Como muchos grandes místicos estuvo especialmente atraído
por El Cantar de los Cantares, que comentó en numerosos
sermones, formando una serie que prosiguió a lo largo
de su carrera. Este comentario, que permaneció siempre
inacabado, describe todos los grados del amor divino, hasta
la paz suprema que el alma alcanza en el éxtasis. El
estado del éxtasis, tal como lo comprendió y
ciertamente alcanzó, es una especie de muerte para
la cosas de este mundo y sus imágenes sensibles, desapareciendo
así todo sentimiento natural: todo es puro y espiritual
en el alma misma como en su amor. Este misticismo debía
naturalmente reflejarse en los rasgos dogmáticos de
San Bernardo. El título de uno de sus principales obras,
De Diligendo Deo, muestra suficientemente en efecto que lugar
ocupa el amor, pero nos equivocaríamos si creyéramos
que va en detrimento de la verdadera intelectualidad.
Si el abad de Clairvaux quiso permanecer siempre distanciado
de las vanas sutilezas escolásticas, es porque no tenía
ninguna necesidad de los laboriosos artificios de la dialéctica,
puesto que resolvía de un solo golpe las cuestiones
más arduas porque no procedía mediante una larga
serie de operaciones discursivas; lo que los filósofos
se esfuerzan en alcanzar por una vía desviada y como
a tientas, él lo alcanzaba inmediatamente por medio
de la intuición intelectual, sin la cual ninguna metafísica
real es posible y fuera de la cual no se puede aprehender
más que una sombra de la verdad.
Un último rasgo de la fisonomía de San Bernardo,
que es esencial señalar aún, es el lugar eminentemente
primordial que tiene en su vida y en sus obras el culto a
la Santa Virgen y que ha dado lugar a toda una floración
de leyendas que son quizás por lo que ha permanecido
más popular. Le gustaba dar a la Santa Virgen el título
de Notre Dame (Nuestra Señora), cuyo uso se generalizó
en esta época y, sin duda, en gran parte gracias a
su influencia. Bernardo era, como se ha dicho, un verdadero
"caballero de María" y la miraba como a su
"dama", en el sentido caballeresco del término.

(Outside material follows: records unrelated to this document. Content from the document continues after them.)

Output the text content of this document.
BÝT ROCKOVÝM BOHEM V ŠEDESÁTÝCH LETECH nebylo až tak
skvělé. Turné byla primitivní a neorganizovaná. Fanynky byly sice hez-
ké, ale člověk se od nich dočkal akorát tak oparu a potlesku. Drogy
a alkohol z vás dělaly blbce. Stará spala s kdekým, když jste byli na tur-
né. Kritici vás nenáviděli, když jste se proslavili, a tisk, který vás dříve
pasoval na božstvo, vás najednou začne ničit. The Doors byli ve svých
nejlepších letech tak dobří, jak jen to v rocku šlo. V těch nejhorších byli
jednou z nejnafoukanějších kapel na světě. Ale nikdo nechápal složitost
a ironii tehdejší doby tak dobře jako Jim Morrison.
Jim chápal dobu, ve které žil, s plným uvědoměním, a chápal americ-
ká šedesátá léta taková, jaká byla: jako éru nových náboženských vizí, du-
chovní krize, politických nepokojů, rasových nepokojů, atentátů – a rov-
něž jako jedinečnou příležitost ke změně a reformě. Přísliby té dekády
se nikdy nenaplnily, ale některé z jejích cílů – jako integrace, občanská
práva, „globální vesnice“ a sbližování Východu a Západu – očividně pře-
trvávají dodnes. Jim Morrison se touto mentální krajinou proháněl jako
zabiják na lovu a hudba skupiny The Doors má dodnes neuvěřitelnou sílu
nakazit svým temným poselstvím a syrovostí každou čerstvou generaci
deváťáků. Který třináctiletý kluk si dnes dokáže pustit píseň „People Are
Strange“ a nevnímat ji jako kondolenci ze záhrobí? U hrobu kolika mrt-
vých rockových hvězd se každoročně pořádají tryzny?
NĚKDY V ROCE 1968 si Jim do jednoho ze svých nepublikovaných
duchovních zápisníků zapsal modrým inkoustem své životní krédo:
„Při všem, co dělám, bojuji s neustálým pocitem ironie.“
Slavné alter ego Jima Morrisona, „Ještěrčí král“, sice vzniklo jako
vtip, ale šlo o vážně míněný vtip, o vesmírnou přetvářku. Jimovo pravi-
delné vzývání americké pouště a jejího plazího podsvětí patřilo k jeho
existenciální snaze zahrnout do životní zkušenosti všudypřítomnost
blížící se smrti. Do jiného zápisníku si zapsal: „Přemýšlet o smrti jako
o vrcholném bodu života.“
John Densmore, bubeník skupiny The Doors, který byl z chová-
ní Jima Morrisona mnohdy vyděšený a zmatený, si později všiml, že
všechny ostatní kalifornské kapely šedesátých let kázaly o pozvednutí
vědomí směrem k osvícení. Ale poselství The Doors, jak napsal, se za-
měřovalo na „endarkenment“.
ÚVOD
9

Si se hace referencia al papel que jugó el amor en
su doctrina, y que desempeñó también,
bajo formas más o menos simbólicas en las concepciones
propias a las Órdenes de Caballería, se comprenderá
fácilmente por qué hemos reseñado al
principio sus orígenes familiares. Convertido en monje,
permanecería siempre caballero como lo eran todos los
de su raza; y, por lo mismo, se puede decir que estaba, de
alguna manera, predestinado a desarrollar, como lo hizo en
tantas circunstancias, el papel de intermediario, y ser árbitro
entre el poder religioso y el poder político, porque
había en su persona como una participación en
la naturaleza de lo uno y de lo otro, Monje y caballero en
conjunto, estos dos caracteres eran los de los miembros de
la Milicia de Dios, la Orden del Temple. Eran también
y, en primer lugar, los del autor de su Regla, del gran santo
que se ha llamado el último de los Padres de la Iglesia
y en quien algunos quieren ver, no sin razón, el prototipo
de Galahad el caballero ideal y sin tacha, el héroe
victorioso de la Demanda del Santo Grial.